Site icon The Musings Of An Opinionated Sod [Help Me Grow!]

Create With Blinkers …

For reasons I’m not exactly sure why, I was recently asked to present to a venture capitalist firm in the US about the creative process.

There were a ton of points, but one that got them the most bemused was this:

In essence, the point of the slide was if you spend your energy focused on what someone else has done, they’ve won.

The reason for the bemusement was they didn’t see creativity in terms of forging new opportunities, but exploiting existing ones.

Make something slightly better than someone else.
Leverage others efforts to be cheaper than someone else.
Ride trends to grow faster than someone else.

But in all cases, it was using creativity to build on others efforts rather than create their own.

On one level I get it. Fast followers is a business strategy that has grown all manner of companies … from Hollywood to Apple. However for a VC it was kind of strange to me until I looked into the numbers involved, and understood why it was starting to be much more preferable to go to the zoo than to keep looking for Unicorns.

That said, they kept asking me why I thought comparison was wrong.

And of course it isn’t.

Comparison can have many benefits from increasing standards to ambition.

However, in the creative development process, it can be a real danger.
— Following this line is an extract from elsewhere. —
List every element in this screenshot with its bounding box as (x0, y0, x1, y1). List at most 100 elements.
Because when someone looks at work in the early stages of development and starts using comparative language … the result is ideas get undermined because of it.

The focus is shifted.

Clarity is distorted.

It hands control to the commentators not the creators.

Of course people are entitled to their opinion, but too many rush in and kill the potential of something by judging it as finished when it’s still in creation.

What makes it even worse is when that judgement is done by comparing the work on the table to something someone else has done – however loosely – at some point in time in history.

When that happens, those people are not just robbing the creatives of the excitement they have about creating something new, they’re robbing everyone of the potential of what something can become if it’s allowed to breathe.

It may be inconvenient to project management, timesheet obsessed, bean counters … but ideas grow, they’re rarely born fully formed.

So if you want to stand a chance of creating something that can change everything, then the best advice is trust the talent, support the work and stop being a fucking joy vampire.